OpenAIが、AIの影響力と不正使用に関する包括的な分析についての報告書を2024年10月9日(水)に発表しました。OpenAIはこの報告書の中で、「悪意のある人物がChatGPTを利用して、選挙や政治活動に影響を与えようとしている」と述べています。

Influence and cyber operations: an update OpenAI

(PDFファイル)https://cdn.openai.com/threat-intelligence-reports/influence-and-cyber-operations-an-update_October-2024.pdf

OpenAI says more cyber actors using its platform to disrupt elections

https://www.cnbc.com/2024/10/09/openai-says-more-cyber-actors-using-its-platform-to-disrupt-elections.html

OpenAIは、AIがセキュリティ防御に役立つ一方で、攻撃者はAIを主に中間段階で使用していると指摘しています。具体的には、攻撃者はインターネットアクセスや電子メールアドレス、ソーシャルメディアアカウントを取得した後、マルウェアやソーシャルメディア投稿を広範囲に展開する前の段階で、AIを利用しているとのこと。

例えば、「SweetSpecter」と呼ばれる中国を拠点とする脅威アクターは、OpenAIの従業員を標的にしたスピアフィッシング攻撃を試みたとのこと。SweetSpecterはChatGPTユーザーを装って悪意のある添付ファイルを送信し、さらにAIを使って偵察、脆弱性調査、スクリプト作成支援などを行おうとしましたが、OpenAIのセキュリティシステムによってブロックされたそうです。



また、2024年8月にイランの「STORM-0817」と呼ばれる脅威アクターは、Android端末を標的としたマルウェア開発とSNSのスクレイピングツールをAIで作成しようとしていました。

OpenAIによると、AIの使用が攻撃者の能力を大幅に向上させたり、大きな影響力を持つ攻撃を可能にしたりした証拠はみられないそうで、GPT-4oなどによってセキュリティを悪用しようとする者の能力を大きく向上させていない評価と一致しているとOpenAIは主張しています。

報告書では、選挙や政治に関連したAIの不正使用についても触れられています。

例えば、アメリカを拠点とする「A2Z」と呼ばれる脅威アクターは、X(旧Twitter)とFacebookに政治的なコメントを投稿していたことがわかっています。このグループは投稿する政治的なコメントをChatGPTで生成しており、特にアゼルバイジャンを称賛するコメントに焦点を当てていたとのこと。

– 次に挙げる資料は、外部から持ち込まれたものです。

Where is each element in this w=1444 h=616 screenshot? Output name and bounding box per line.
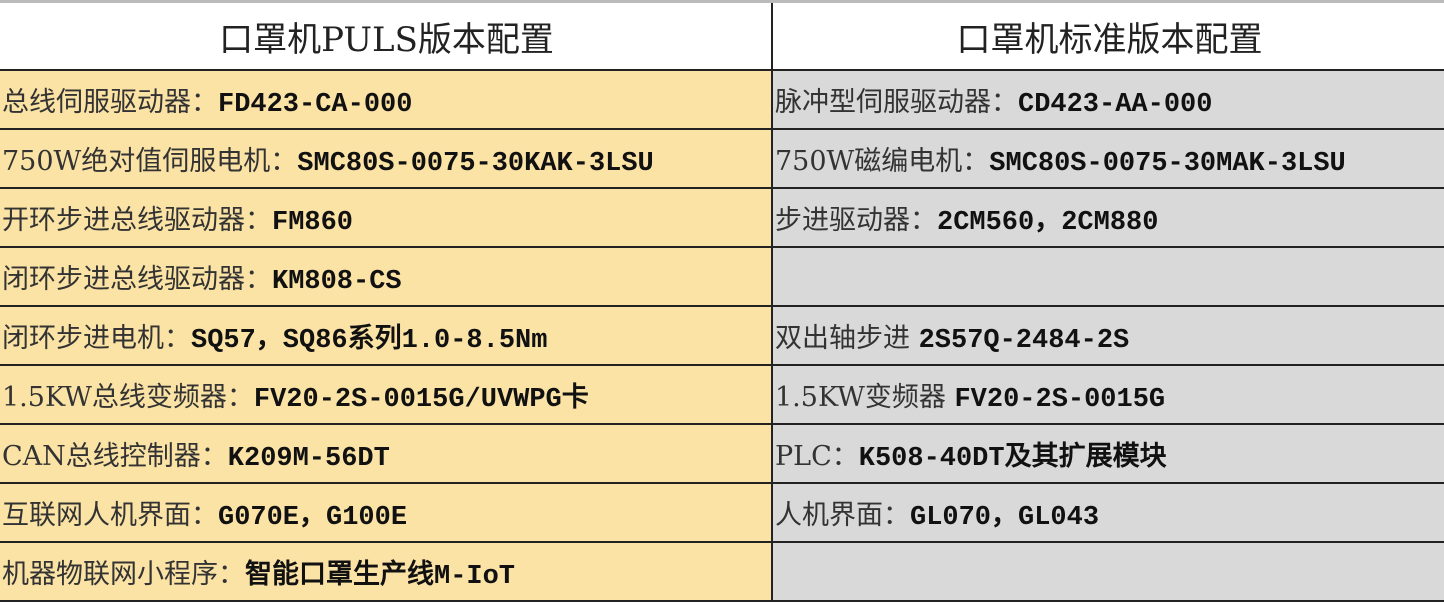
model-value: FV20-2S-0015G <box>954 384 1166 415</box>
model-value: SMC80S-0075-30KAK-3LSU <box>297 148 654 179</box>
table-row: 机器物联网小程序：智能口罩生产线M-IoT <box>0 541 1444 602</box>
header-puls: 口罩机PULS版本配置 <box>0 0 773 71</box>
component-label: 1.5KW变频器 <box>775 381 955 413</box>
component-label: 750W磁编电机： <box>775 145 990 177</box>
right-config-cell <box>771 541 1444 602</box>
model-value: 2S57Q-2484-2S <box>918 325 1130 356</box>
model-value: 智能口罩生产线M-IoT <box>245 561 516 592</box>
right-config-cell: 步进驱动器：2CM560，2CM880 <box>771 187 1444 248</box>
header-standard: 口罩机标准版本配置 <box>771 0 1444 71</box>
component-label: 总线伺服驱动器： <box>2 86 218 118</box>
component-label: 脉冲型伺服驱动器： <box>775 86 1018 118</box>
component-label: 开环步进总线驱动器： <box>2 204 272 236</box>
left-config-cell: 闭环步进总线驱动器：KM808-CS <box>0 246 773 307</box>
component-label: CAN总线控制器： <box>2 440 228 472</box>
table-row: 互联网人机界面：G070E，G100E 人机界面：GL070，GL043 <box>0 482 1444 543</box>
left-config-cell: 互联网人机界面：G070E，G100E <box>0 482 773 543</box>
left-config-cell: 开环步进总线驱动器：FM860 <box>0 187 773 248</box>
component-label: 人机界面： <box>775 499 910 531</box>
left-config-cell: 总线伺服驱动器：FD423-CA-000 <box>0 69 773 130</box>
right-config-cell: 双出轴步进 2S57Q-2484-2S <box>771 305 1444 366</box>
right-config-cell: 750W磁编电机：SMC80S-0075-30MAK-3LSU <box>771 128 1444 189</box>
component-label: 闭环步进电机： <box>2 322 191 354</box>
component-label: 步进驱动器： <box>775 204 937 236</box>
component-label: 750W绝对值伺服电机： <box>2 145 298 177</box>
model-value: FD423-CA-000 <box>218 89 413 120</box>
right-config-cell <box>771 246 1444 307</box>
right-config-cell: 1.5KW变频器 FV20-2S-0015G <box>771 364 1444 425</box>
model-value: GL070，GL043 <box>910 502 1100 533</box>
model-value: SQ57，SQ86系列1.0-8.5Nm <box>191 325 548 356</box>
model-value: G070E，G100E <box>218 502 408 533</box>
table-row: 闭环步进总线驱动器：KM808-CS <box>0 246 1444 307</box>
table-row: 总线伺服驱动器：FD423-CA-000 脉冲型伺服驱动器：CD423-AA-00… <box>0 69 1444 130</box>
model-value: KM808-CS <box>272 266 402 297</box>
left-config-cell: 750W绝对值伺服电机：SMC80S-0075-30KAK-3LSU <box>0 128 773 189</box>
model-value: SMC80S-0075-30MAK-3LSU <box>989 148 1346 179</box>
table-row: 开环步进总线驱动器：FM860 步进驱动器：2CM560，2CM880 <box>0 187 1444 248</box>
model-value: CD423-AA-000 <box>1018 89 1213 120</box>
config-comparison-table: 口罩机PULS版本配置 口罩机标准版本配置 总线伺服驱动器：FD423-CA-0… <box>0 0 1444 602</box>
component-label: 闭环步进总线驱动器： <box>2 263 272 295</box>
left-config-cell: 1.5KW总线变频器：FV20-2S-0015G/UVWPG卡 <box>0 364 773 425</box>
component-label: 双出轴步进 <box>775 322 919 354</box>
model-value: K209M-56DT <box>227 443 390 474</box>
model-value: FM860 <box>272 207 354 238</box>
right-config-cell: 脉冲型伺服驱动器：CD423-AA-000 <box>771 69 1444 130</box>
component-label: 机器物联网小程序： <box>2 558 245 590</box>
left-config-cell: 闭环步进电机：SQ57，SQ86系列1.0-8.5Nm <box>0 305 773 366</box>
table-row: 750W绝对值伺服电机：SMC80S-0075-30KAK-3LSU 750W磁编… <box>0 128 1444 189</box>
component-label: 互联网人机界面： <box>2 499 218 531</box>
table-row: 闭环步进电机：SQ57，SQ86系列1.0-8.5Nm 双出轴步进 2S57Q-2… <box>0 305 1444 366</box>
table-row: CAN总线控制器：K209M-56DT PLC：K508-40DT及其扩展模块 <box>0 423 1444 484</box>
right-config-cell: PLC：K508-40DT及其扩展模块 <box>771 423 1444 484</box>
table-row: 1.5KW总线变频器：FV20-2S-0015G/UVWPG卡 1.5KW变频器 … <box>0 364 1444 425</box>
model-value: K508-40DT及其扩展模块 <box>858 443 1167 474</box>
component-label: PLC： <box>775 440 859 472</box>
right-config-cell: 人机界面：GL070，GL043 <box>771 482 1444 543</box>
left-config-cell: CAN总线控制器：K209M-56DT <box>0 423 773 484</box>
component-label: 1.5KW总线变频器： <box>2 381 254 413</box>
model-value: FV20-2S-0015G/UVWPG卡 <box>253 384 589 415</box>
left-config-cell: 机器物联网小程序：智能口罩生产线M-IoT <box>0 541 773 602</box>
model-value: 2CM560，2CM880 <box>937 207 1159 238</box>
header-row: 口罩机PULS版本配置 口罩机标准版本配置 <box>0 0 1444 71</box>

また、2024年7月にはルワンダの選挙に向けて、ルワンダ愛国戦線のメリットを強調するような投稿を多数生成していたグループや、2024年4月に獄中死したアレクセイ・ナワリヌイ氏が代表を務めていた反汚職財団を批判するコメントをSNSに投稿していたグループなど、ChatGPTで自動生成したメッセージをインターネット上に多数投稿するケースが報告されています。



ただし、OpenAIはこれらの活動の多くが複数のプラットフォームで行われていたものの、その影響は限定的だったと評価しています。多くの場合、生成されたコンテンツはほとんど注目を集めず、エンゲージメントも低かったそうで、いずれのケースについても24時間以内に対処できたとOpenAIは述べました。

2024年11月にはアメリカ大統領選挙が控えており、日本でも2024年10月9日に衆議院が解散したことで10月27日に総選挙が開催されるなど、2024年の後半にも世界中で選挙イベントが目白押しの状態。OpenAIは2024年1月に、選挙でのAI悪用を防ぐための取り組みを発表しています。

OpenAIが2024年の選挙ラッシュでAIが悪用されることを防ぐための施策を発表 - GIGAZINE



さらに2024年2月には、OpenAIやMicrosoft、Google、Adobe、X、Amazonなど多くの企業がディープフェイクによる選挙妨害に対抗するという協定を発表しています。

選挙で有権者を意図的に騙すディープフェイクと戦うための自主協定にAdobe・Amazon・Google・IBM・Meta・Microsoft・OpenAI・TikTok・Xその他11社が署名 - GIGAZINE



OpenAIは、AI企業は、メールやインターネットサービスプロバイダーなどの上流とソーシャルメディアなどの下流の両方を補完する洞察を提供できる可能性があるとしています。ただし、そのためには適切な検出・調査能力を持つことが重要だと指摘しました。